Dr. Nnenna Achife, Head Commercial Business, Business Development, AfriGo Payment Financial Services Limited, speaking on one of the lead presentations, Leveraging Connectivity And Technology To Transform Card Payment System In Africa, revealed how AfriGO is powering card payments through technology and inclusion.
He AfriGo has helped to reduce operating expenses through transparent pricing and billing settlement in local currency as well as support welfare and social Intervention programs via providing access to government social intervention programs.
She added that AfriGo has been supportive of Instant merchant credit and same-day settlement ensure steady cash flow for business operations including promoting cashless economy by encouraging the adoption of affordable electronic payments options, which are (cards).
Achife said that AfriGo is instrumental for the enhanced offline payment to support authorisation where there is limited or unreliable internet access, saying that the Embedded NIBSS Quick Response Code (NQR) has been formidable for the for P2P & P2M payment and collection capabilities.
And in his keynote speech, Mr Adewunmi Adesina, Managing Director of Trade Lenda, the digital bank for SMEs said that there are opportunities for Stakeholders to unlock the full potential of digitalisation, we must act collectively but that Governments must invest in infrastructure and harmonise digital policies across ECOWAS.
He called for private sector players collaboration to build scalable platforms that serve the underserved adding that development Partners must support capacity-building and digital inclusion programs.
Adesina said entrepreneurs must continue to innovate boldly, solving local problems with global ambition saying that at “Trade Lenda, we are proud to be part of this movement providing micro and small businesses with access to credit through digital channels, enabling them to grow sustainably.”
Jameelah Sharrieff-Ayedun, Vice President of FintechNGR and MD/CEO of CreditRegistry, cautioned against the risk of “digital apartheid,” where millions of Africans remain excluded as “digital ghosts” from the formal economy.
She stressed the need for inclusive access to data and credit through innovative use of alternative data sources such as mobile usage and e-commerce, warning that failure to act could turn Africa’s youthful population into a lost economic opportunity.
A fireside chat led by the Chief Executive Officer of WTES Project Limited, Mr Chidi Ajuzie and panel session led by a robotic engineer, Mrs Racheal Anorue highlighted the pressing challenges of rising USSD costs, poor connectivity, and risks faced by mobile agents.

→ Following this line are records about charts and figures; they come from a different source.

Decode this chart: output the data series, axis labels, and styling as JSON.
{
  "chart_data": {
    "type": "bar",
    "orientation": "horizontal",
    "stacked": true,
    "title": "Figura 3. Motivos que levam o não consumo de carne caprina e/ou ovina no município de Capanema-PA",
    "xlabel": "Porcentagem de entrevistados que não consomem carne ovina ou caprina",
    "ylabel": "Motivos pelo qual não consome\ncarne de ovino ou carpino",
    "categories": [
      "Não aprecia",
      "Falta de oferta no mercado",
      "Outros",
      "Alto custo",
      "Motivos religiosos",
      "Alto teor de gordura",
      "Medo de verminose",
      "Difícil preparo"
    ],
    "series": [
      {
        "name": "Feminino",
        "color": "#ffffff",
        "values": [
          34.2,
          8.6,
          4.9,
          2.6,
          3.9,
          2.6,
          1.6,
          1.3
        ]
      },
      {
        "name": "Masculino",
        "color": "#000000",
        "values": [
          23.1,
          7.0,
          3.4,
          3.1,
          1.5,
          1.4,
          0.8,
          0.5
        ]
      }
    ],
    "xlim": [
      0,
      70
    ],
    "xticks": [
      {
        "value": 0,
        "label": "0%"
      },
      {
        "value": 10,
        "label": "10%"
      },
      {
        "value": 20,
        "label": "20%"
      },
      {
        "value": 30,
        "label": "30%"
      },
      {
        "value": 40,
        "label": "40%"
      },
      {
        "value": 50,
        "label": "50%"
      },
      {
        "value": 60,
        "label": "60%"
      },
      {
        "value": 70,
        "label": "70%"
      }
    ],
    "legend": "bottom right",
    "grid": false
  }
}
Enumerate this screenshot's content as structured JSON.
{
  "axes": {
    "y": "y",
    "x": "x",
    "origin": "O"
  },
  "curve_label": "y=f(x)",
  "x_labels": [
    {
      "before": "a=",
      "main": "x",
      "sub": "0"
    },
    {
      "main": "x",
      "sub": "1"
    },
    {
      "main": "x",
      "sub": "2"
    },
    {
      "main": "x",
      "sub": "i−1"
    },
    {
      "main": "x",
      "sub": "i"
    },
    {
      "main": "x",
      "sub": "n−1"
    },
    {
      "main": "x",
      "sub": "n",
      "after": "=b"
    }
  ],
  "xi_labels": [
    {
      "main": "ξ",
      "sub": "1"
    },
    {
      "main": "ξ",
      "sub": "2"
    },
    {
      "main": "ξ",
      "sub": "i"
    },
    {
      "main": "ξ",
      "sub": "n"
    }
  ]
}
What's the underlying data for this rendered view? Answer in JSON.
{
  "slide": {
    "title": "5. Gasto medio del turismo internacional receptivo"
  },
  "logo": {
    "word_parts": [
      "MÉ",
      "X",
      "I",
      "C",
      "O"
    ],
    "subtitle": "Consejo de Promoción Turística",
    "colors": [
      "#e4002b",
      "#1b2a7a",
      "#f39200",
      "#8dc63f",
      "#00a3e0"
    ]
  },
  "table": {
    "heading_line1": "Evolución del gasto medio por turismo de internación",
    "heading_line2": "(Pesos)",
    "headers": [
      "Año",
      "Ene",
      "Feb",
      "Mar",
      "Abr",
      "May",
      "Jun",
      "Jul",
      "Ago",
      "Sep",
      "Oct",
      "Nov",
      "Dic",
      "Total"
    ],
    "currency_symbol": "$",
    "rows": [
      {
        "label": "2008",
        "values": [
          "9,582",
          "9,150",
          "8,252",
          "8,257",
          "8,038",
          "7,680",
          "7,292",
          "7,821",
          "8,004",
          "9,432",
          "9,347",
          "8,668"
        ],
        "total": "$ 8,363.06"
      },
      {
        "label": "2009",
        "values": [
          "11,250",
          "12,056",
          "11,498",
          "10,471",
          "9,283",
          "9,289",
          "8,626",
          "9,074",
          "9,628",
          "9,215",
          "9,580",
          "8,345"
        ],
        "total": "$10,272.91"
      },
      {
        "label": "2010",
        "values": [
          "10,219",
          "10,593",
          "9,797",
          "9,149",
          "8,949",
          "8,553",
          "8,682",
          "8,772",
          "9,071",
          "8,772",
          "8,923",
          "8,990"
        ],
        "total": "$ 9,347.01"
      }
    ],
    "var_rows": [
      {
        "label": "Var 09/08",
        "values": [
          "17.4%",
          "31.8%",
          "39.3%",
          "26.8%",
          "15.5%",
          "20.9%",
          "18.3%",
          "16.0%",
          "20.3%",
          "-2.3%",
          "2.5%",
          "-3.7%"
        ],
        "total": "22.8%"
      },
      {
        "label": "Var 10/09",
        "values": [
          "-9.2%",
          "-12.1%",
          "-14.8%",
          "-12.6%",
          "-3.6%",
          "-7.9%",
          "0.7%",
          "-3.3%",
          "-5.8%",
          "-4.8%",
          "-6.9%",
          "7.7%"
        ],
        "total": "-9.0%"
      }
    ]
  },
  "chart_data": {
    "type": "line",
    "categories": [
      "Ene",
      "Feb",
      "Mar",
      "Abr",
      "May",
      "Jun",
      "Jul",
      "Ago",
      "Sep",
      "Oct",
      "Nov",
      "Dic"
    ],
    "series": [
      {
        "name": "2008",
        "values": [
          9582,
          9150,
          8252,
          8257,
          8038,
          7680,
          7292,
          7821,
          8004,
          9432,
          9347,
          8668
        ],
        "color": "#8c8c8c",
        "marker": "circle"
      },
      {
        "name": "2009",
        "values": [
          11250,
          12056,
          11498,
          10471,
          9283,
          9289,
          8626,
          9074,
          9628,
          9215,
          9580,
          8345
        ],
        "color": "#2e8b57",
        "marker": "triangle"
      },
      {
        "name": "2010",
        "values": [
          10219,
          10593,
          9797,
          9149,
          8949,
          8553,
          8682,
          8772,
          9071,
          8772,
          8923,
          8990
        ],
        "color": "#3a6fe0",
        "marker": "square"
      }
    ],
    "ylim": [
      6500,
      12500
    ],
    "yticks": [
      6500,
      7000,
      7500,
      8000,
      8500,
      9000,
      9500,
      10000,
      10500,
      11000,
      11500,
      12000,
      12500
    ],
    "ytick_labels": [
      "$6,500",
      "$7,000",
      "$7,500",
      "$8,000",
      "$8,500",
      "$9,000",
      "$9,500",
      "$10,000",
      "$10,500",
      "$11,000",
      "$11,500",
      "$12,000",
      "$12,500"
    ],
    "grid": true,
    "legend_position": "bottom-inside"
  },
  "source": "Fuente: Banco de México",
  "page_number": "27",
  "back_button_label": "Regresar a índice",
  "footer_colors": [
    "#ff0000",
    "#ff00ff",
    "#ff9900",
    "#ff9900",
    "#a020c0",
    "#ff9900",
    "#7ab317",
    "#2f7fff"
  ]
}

Panelists agreed that stronger collaboration, public sensitisation, and technology-driven infrastructure security are key to driving financial inclusion and lowering transaction costs.
At the close of the summit, participants called for:
Protection of telecom infrastructure against vandalism.
Harmonised and enabling policies across ECOWAS states.
Urgent steps to reduce the cost of USSD and digital transactions.
Greater investment in workforce training and digital security.
Regional collaboration to unlock West Africa’s trillion-dollar digital economy potential.
The summit concluded with optimism that with sustained investments, regulatory reforms, and inclusive strategies, West Africa’s telecom and fintech sectors are well-positioned to drive economic transformation across the sub-region.